The mouth is packed with hundreds of bacteria, some of which are good for the oral ecosystem. But, many of the bacteria found in the mouth are harmful and get their “strength” from the sugar you eat. Sugar is a source of energy and food for bacteria, and as the sugars break down, acids are produced. The bacteria-produced acid eats away at the enamel on the teeth, causing tiny holes, which may cause teeth to be sensitive to cold and hot foods and beverages. Over time, the tiny holes get bigger and bigger until they create large holes also known as tooth decay or cavities. In other words, cavities are a type of bacterial infection that has been created by the acids that cause teeth to decay and develop large holes. Without the proper treatment, cavities can progress beyond the enamel and into the deeper layers of teeth, causing pain and possible tooth loss.
How to Prevent Cavities
The best way to prevent cavities is for children to avoid consuming sugary foods and beverages, but it is understandable that children want the occasional treat. There are several things you can do to reduce the risk of cavities when they do consume sugar:
Encourage drinking plenty of water.
Water helps to wash away the harmful bacteria in your children’s mouth. It also helps to keep their mouth hydrated, which is essential because saliva helps wash away harmful bacteria and it contains essential minerals that help to repair damage to the teeth. Drinking water after snacks and between meals will help to keep bacteria at bay.

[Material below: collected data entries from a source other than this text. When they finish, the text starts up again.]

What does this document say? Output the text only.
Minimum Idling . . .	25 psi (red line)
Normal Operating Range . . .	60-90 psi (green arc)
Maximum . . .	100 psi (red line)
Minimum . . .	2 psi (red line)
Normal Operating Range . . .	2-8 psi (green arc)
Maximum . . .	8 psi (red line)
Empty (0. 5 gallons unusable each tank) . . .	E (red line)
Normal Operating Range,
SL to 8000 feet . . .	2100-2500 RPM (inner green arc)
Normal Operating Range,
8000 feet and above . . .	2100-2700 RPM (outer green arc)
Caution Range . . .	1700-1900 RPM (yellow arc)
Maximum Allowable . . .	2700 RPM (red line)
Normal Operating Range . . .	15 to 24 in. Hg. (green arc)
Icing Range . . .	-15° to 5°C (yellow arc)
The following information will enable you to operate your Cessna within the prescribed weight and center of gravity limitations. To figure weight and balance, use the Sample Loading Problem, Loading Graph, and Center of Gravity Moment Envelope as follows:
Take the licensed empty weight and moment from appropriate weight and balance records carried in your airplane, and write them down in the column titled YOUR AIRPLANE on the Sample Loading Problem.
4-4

Limit fruit juices. Fruit juice contains sugar, so children should generally only be given juice as a snack and only about four ounces per day. If your child still takes a bottle or uses a sippy cup, it is important to never put fruit juice in their bottle or sippy cup when they are going to sleep. When they are given a bottle of fruit juice at bedtime, the bacteria has a greater chance of “laying” on their teeth overnight, which increases the risk of cavities.
Limit snacking. Treats are fine in moderation, but it is best to choose treats that are less likely to stick to teeth. For instance, chocolate melts away from the teeth, whereas treats, such as gummies, suckers, and chewy candies are sticky and will remain in their mouth for longer periods of time.
Without a doubt, the best way to prevent cavities is with regular brushing and flossing. It is recommended that children (and adults) brush at least twice each day and floss at least once each day. If children consume food or beverages with high acidic value or that is sugary, they should wait at least 45 minutes to an hour before brushing (the stickiness can actually cause enamel to wear away from the brushing). It is also extremely important for children to have routine dental exams and cleanings to help ensure their teeth and gums are strong and healthy.